To the outsider, all prayerhouses look the same. They aren’t, of course, and many of them use different forms of worship. While there are no sects as such in Judaism, there are various sectlike groupings. There is an implacably severe and a more moderate Orthodoxy. There are “Ashkenazi” and “Sephardic” prayers, and small textual variants in the same prayers.

Very clearly marked is the distinction between so-called enlightened Jews and the cabalists, the followers of various individual wonder-rabbis, each of whom has his own personal group of hasids. The enlightened Jews are not by any means unbelieving. They merely reject any form of mysticism, and their unshakable faith in the miracles related in Scripture remains completely unaffected by the unbelief with which they confront the miracles of contemporary rabbis. For the hasids, however, the wonderrabbi is the intercessor between man and God.
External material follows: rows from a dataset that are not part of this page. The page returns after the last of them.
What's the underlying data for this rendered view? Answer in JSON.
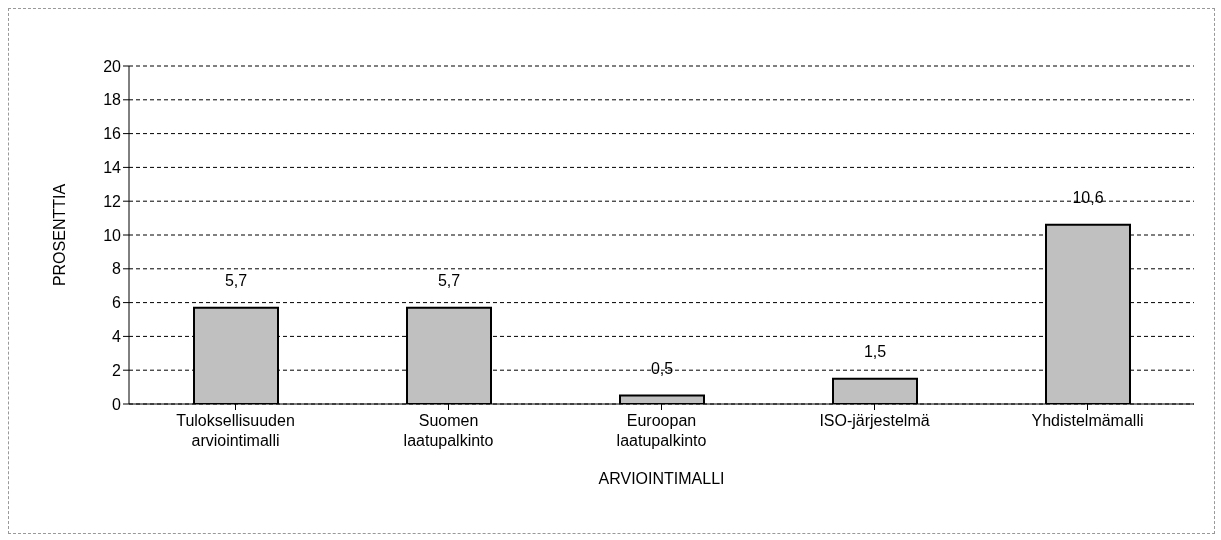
{
  "chart_data": {
    "type": "bar",
    "xlabel": "ARVIOINTIMALLI",
    "ylabel": "PROSENTTIA",
    "categories": [
      "Tuloksellisuuden arviointimalli",
      "Suomen laatupalkinto",
      "Euroopan laatupalkinto",
      "ISO-järjestelmä",
      "Yhdistelmämalli"
    ],
    "values": [
      5.7,
      5.7,
      0.5,
      1.5,
      10.6
    ],
    "value_labels": [
      "5,7",
      "5,7",
      "0,5",
      "1,5",
      "10,6"
    ],
    "color": "#c0c0c0",
    "ylim": [
      0,
      20
    ],
    "yticks": [
      0,
      2,
      4,
      6,
      8,
      10,
      12,
      14,
      16,
      18,
      20
    ],
    "grid": "y"
  }
}
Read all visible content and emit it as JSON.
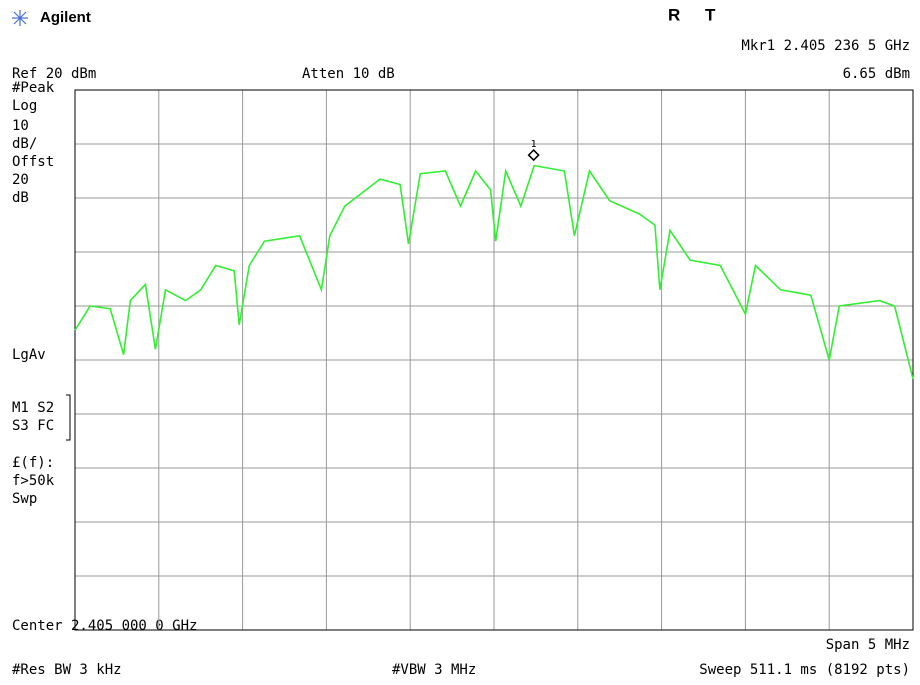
{
  "header": {
    "brand": "Agilent",
    "status_r": "R",
    "status_t": "T",
    "marker_readout": "Mkr1  2.405 236 5 GHz",
    "ref_level": "Ref 20 dBm",
    "attenuation": "Atten 10 dB",
    "marker_amplitude": "6.65 dBm"
  },
  "side_panel": [
    "#Peak",
    "Log",
    "10",
    "dB/",
    "Offst",
    "20",
    "dB",
    "LgAv",
    "M1  S2",
    "S3  FC",
    "£(f):",
    "f>50k",
    "Swp"
  ],
  "footer": {
    "center": "Center 2.405 000 0 GHz",
    "span": "Span 5 MHz",
    "rbw": "#Res BW 3 kHz",
    "vbw": "#VBW 3 MHz",
    "sweep": "Sweep 511.1 ms (8192 pts)"
  },
  "chart_data": {
    "type": "line",
    "color": "#33ee33",
    "grid": true,
    "xlim": [
      2.4025,
      2.4075
    ],
    "xticks": [
      2.4025,
      2.403,
      2.4035,
      2.404,
      2.4045,
      2.405,
      2.4055,
      2.406,
      2.4065,
      2.407,
      2.4075
    ],
    "ylim": [
      -80,
      20
    ],
    "yticks": [
      20,
      10,
      0,
      -10,
      -20,
      -30,
      -40,
      -50,
      -60,
      -70,
      -80
    ],
    "x": [
      2.4025,
      2.40259,
      2.40271,
      2.40279,
      2.40283,
      2.40292,
      2.40298,
      2.40304,
      2.40316,
      2.40325,
      2.40334,
      2.40345,
      2.40348,
      2.40354,
      2.40363,
      2.40384,
      2.40397,
      2.40402,
      2.40411,
      2.40432,
      2.40444,
      2.40449,
      2.40456,
      2.40471,
      2.4048,
      2.40489,
      2.40498,
      2.40501,
      2.40507,
      2.40516,
      2.40524,
      2.40542,
      2.40548,
      2.40557,
      2.40569,
      2.40587,
      2.40596,
      2.40599,
      2.40605,
      2.40617,
      2.40635,
      2.4065,
      2.40656,
      2.40671,
      2.40689,
      2.407,
      2.40706,
      2.4073,
      2.40739,
      2.4075
    ],
    "values": [
      -24.5,
      -20,
      -20.5,
      -29,
      -19,
      -16,
      -28,
      -17,
      -19,
      -17,
      -12.5,
      -13.5,
      -23.5,
      -12.5,
      -8,
      -7,
      -17,
      -7,
      -1.5,
      3.5,
      2.5,
      -8.5,
      4.5,
      5,
      -1.5,
      5,
      1.5,
      -8,
      5,
      -1.5,
      6,
      5,
      -7,
      5,
      -0.5,
      -3,
      -5,
      -17,
      -6,
      -11.5,
      -12.5,
      -21.5,
      -12.5,
      -17,
      -18,
      -30,
      -20,
      -19,
      -20,
      -33.5
    ],
    "marker": {
      "label": "1",
      "x": 2.4052365,
      "value": 6.65
    }
  }
}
The enlightened Jews have no need of any such intercessor. They prefer to do their own advocacy before him, regarding it as a sin to believe in any earthly power capable of anticipating God’s wisdom. And yet many Jews, even if they are not hasids, are unable to resist the wonderful atmosphere that wafts around a rabbi, and unbelieving Jews and even the occasional Christian peasant like to seek out a rabbi for help and solace when they are in difficulties.

To outsiders and enemies, Eastern Jews like to present a united front, or what appears to be a united front. Nothing gets through to the outside world of the zeal with which individual groups fight one another, the hatred and the bitterness with which the supporters of one wonderrabbi assail those of another, or the contempt all devout Jews have for those sons of their tribe who have conformed to the customs and dress of their Christian surroundings. Most devout Jews are unsparing in their condemnation of the man who shaves his beard — the clean-shaven face serving as the visible sign of breaking with the faith. The clean-shaven Jew no longer sports the badge of his people. He attempts, perhaps unconsciously, to ape those happy Christians who are not mocked or persecuted. Though even that isn’t enough for him to escape anti-Semitism. Anyway, it remains the obligation of the Jews to look to God, and not to their fellow man, for some relief of their position. Any form of assimilation, even the most superficial, constitutes flight or attempted flight from the sad society of the persecuted — an attempt to gloss over differences that aren’t so easily gotten rid of.